On the journey to Liverpool we were sat close to two young girls of about 16. Their accents were hard to detect but were mainly 'Wirral' accents. My first impression was how loud they were talking about all manner of things and without any shyness whatsoever. The next striking thing was the over use of the word 'like' at first we tried to count but we lost count very quickly because every sentence spoken contained the word. The use of 'like' is quite widespread, even the young children that I teach use it regularly yet I would guess less than 5 years ago it would not have been used in its current context at all. This got me thinking again about how the English Language and indeed any language both spoken and written evolves constantly. Below are some of the new words added to the Oxford Dictionary:

November’s quarterly update sees a wide range of words enter Oxford Dictionaries Online. Whether you are about to spend silly money to go on a vacay, or have spent up on merch and will be at home listening to a slow jamFrom the world of technology high definitionlive-stream, and iOS are now featured, as well as terms refollowresubscribe, and hackableAlso added are words from the world of food and drink, such as house-made, in addition to environmental and genetic developments including frack and gene doping.

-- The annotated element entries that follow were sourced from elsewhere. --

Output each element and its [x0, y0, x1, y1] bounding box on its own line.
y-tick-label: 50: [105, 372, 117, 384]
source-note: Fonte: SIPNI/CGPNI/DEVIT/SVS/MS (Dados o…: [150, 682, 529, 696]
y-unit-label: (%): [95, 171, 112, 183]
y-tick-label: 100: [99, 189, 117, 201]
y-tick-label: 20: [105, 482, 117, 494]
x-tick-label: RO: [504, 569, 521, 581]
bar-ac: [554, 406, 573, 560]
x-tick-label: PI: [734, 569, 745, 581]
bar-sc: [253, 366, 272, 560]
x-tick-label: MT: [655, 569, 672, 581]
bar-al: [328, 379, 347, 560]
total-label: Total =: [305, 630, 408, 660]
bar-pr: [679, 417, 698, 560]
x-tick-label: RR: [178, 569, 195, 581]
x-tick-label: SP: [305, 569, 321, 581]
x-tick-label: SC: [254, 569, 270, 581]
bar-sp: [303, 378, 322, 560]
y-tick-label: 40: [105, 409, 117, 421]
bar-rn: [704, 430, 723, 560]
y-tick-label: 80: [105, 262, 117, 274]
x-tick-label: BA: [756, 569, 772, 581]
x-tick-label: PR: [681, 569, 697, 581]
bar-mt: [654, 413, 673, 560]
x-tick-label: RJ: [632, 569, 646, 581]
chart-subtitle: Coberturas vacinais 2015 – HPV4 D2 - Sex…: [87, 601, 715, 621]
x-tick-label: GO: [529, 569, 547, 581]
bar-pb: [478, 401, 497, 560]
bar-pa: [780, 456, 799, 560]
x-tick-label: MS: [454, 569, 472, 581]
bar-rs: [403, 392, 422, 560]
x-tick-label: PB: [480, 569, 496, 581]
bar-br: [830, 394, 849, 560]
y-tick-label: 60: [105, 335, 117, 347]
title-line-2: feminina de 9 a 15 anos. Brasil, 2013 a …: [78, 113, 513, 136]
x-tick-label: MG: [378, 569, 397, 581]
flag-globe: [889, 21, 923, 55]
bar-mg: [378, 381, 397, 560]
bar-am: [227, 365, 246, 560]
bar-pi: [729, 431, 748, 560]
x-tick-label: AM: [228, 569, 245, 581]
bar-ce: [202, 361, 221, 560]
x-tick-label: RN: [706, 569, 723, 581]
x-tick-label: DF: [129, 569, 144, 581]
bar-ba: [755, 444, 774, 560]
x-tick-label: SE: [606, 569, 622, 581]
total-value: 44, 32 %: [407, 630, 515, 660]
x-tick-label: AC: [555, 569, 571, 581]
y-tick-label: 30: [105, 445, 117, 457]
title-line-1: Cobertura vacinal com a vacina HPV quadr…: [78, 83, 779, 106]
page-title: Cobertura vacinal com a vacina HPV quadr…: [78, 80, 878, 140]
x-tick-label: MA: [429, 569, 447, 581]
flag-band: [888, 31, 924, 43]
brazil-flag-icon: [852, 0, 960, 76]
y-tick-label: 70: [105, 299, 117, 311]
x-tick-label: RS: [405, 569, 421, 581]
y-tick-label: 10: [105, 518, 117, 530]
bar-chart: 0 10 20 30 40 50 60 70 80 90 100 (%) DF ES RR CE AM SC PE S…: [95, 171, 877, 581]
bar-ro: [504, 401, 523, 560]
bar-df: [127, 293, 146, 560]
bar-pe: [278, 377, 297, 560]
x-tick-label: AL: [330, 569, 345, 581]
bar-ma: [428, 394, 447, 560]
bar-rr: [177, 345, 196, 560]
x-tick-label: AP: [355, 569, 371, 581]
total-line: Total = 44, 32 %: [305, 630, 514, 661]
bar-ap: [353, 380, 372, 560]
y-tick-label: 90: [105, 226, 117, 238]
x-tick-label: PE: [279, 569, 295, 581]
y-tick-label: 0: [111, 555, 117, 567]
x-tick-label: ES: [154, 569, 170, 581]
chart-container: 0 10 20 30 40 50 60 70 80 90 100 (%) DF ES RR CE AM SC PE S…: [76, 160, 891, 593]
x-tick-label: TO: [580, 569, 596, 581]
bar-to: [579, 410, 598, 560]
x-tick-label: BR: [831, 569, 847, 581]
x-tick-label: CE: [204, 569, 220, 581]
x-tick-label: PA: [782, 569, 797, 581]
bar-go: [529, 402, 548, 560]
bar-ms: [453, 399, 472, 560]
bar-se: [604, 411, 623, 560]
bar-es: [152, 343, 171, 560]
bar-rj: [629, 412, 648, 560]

How then can we define Standard English? Language is beautiful, it changes, the world changes. If the argument for the New English curriculums obsession with  Standard English is that it will prepare our children and young adults to communicate in the global community using a common language I would argue that 'tech speak'is the new global language and that in fact beyond that people will always find ways to communicate. Our young people communicate daily with people from within their own community and with people from around the world via social media and they are doing it far more competently than we give them credit for.

So Mr Gove and Mr and Mrs Ofsted perhaps you need to listen to our young people and stop patronising them.